Angela Merkel está prestes a dizer adeus à política alemã, depois de 16 anos como chanceler da maior economia europeia. As mais recentes sondagens dão um empate técnico entre o candidato do centro-esquerda e dos democratas cristãos. Mas qual é o real impacto destas eleições para Portugal?

Para Paulo Portas, independentemente do vencedor das eleições alemãs, é necessário “não alimentar demasiadas fantasias”. No entanto, acredita que haverá sempre uma aceleração da descarbonização e mudanças mais profundas na indústria automóvel, qualquer que seja o resultado das eleições.

Seja qual for o resultado, Portugal não terá nem mais nem menos ajudas em relação aos seus problemas”, afirmou o comentador da TVI, que considera que Olaf Scholz “é mais ministro das Finanças do que socialista.

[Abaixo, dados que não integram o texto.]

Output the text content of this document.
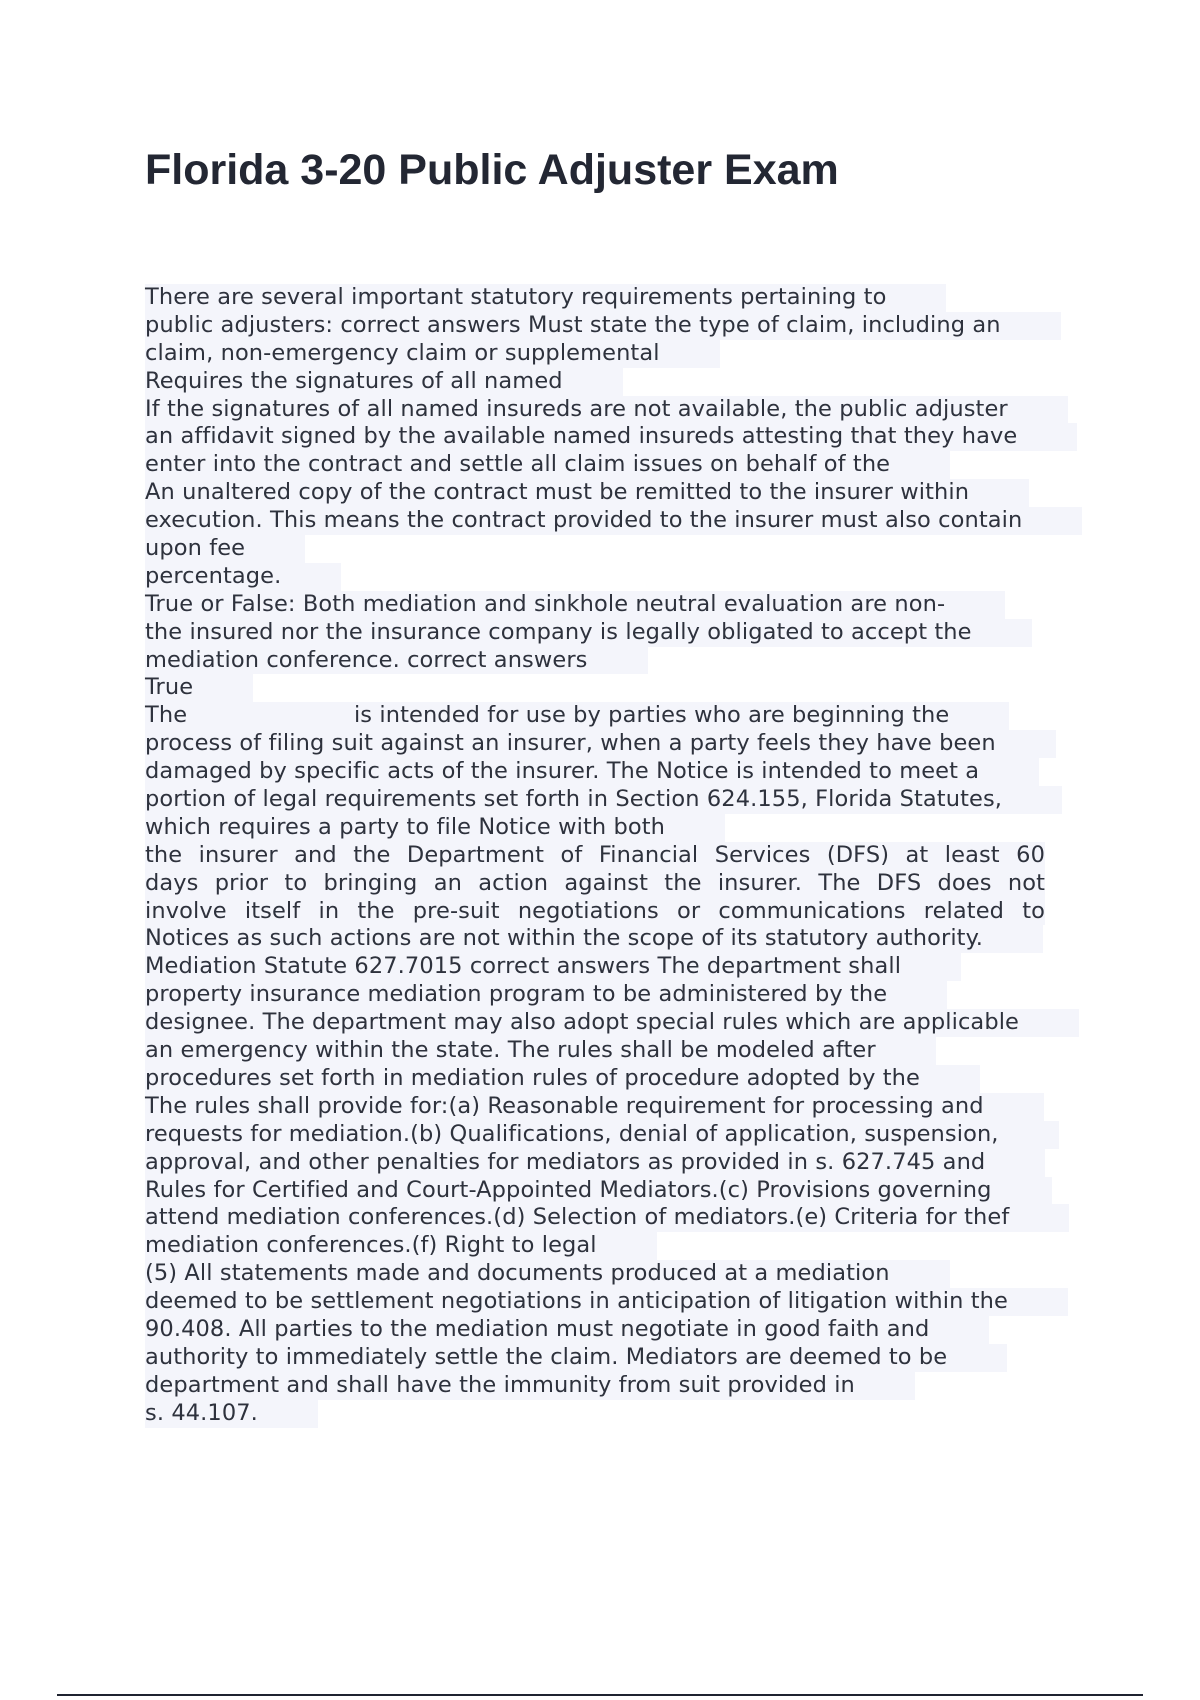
Florida 3-20 Public Adjuster Exam
There are several important statutory requirements pertaining to
public adjusters: correct answers Must state the type of claim, including an
claim, non-emergency claim or supplemental
Requires the signatures of all named
If the signatures of all named insureds are not available, the public adjuster
an affidavit signed by the available named insureds attesting that they have
enter into the contract and settle all claim issues on behalf of the
An unaltered copy of the contract must be remitted to the insurer within
execution. This means the contract provided to the insurer must also contain
upon fee
percentage.
True or False: Both mediation and sinkhole neutral evaluation are non-
the insured nor the insurance company is legally obligated to accept the
mediation conference. correct answers
True
The                       is intended for use by parties who are beginning the
process of filing suit against an insurer, when a party feels they have been
damaged by specific acts of the insurer. The Notice is intended to meet a
portion of legal requirements set forth in Section 624.155, Florida Statutes,
which requires a party to file Notice with both
the insurer and the Department of Financial Services (DFS) at least 60
days prior to bringing an action against the insurer. The DFS does not
involve itself in the pre-suit negotiations or communications related to
Notices as such actions are not within the scope of its statutory authority.
Mediation Statute 627.7015 correct answers The department shall
property insurance mediation program to be administered by the
designee. The department may also adopt special rules which are applicable
an emergency within the state. The rules shall be modeled after
procedures set forth in mediation rules of procedure adopted by the
The rules shall provide for:(a) Reasonable requirement for processing and
requests for mediation.(b) Qualifications, denial of application, suspension,
approval, and other penalties for mediators as provided in s. 627.745 and
Rules for Certified and Court-Appointed Mediators.(c) Provisions governing
attend mediation conferences.(d) Selection of mediators.(e) Criteria for thef
mediation conferences.(f) Right to legal
(5) All statements made and documents produced at a mediation
deemed to be settlement negotiations in anticipation of litigation within the
90.408. All parties to the mediation must negotiate in good faith and
authority to immediately settle the claim. Mediators are deemed to be
department and shall have the immunity from suit provided in
s. 44.107.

É favorável ao défice zero. Quer manter o travão à dívida pública na constituição, algo que o separa dos verdes”.

O analista apontou também que uma vitória de Scholz “pode ajudar” as expectativas de António Costa, caso as tenha, de vir a ser Presidente do Conselho Europeu, uma vez que os dois pertencem à mesma família política.

Portas olhou ainda para um estudo do Conselho Europeu de Relações Internacionais que comparava as preferências das várias nacionalidades europeias em eleger Angela Merkel ou Emmanuel Macron como presidente Europeu, em que todas as nacionalidades preferiam a chanceler alemã como líder. Portugueses e espanhóis estão entre os que votaram mais favoravelmente na histórica líder alemã.

Xi Jinping e Joe Biden falaram por telefone, pela primeira vez desde que foi anunciada publicamente AUKUS, a aliança entre Estados Unidos, Reino Unido e Austrália, para contrabalançar o crescente poder militar da China no pacífico. Paulo Portas destacou os pontos positivos que os dois líderes anunciaram na ONU, evitando uma escalada de tensão. 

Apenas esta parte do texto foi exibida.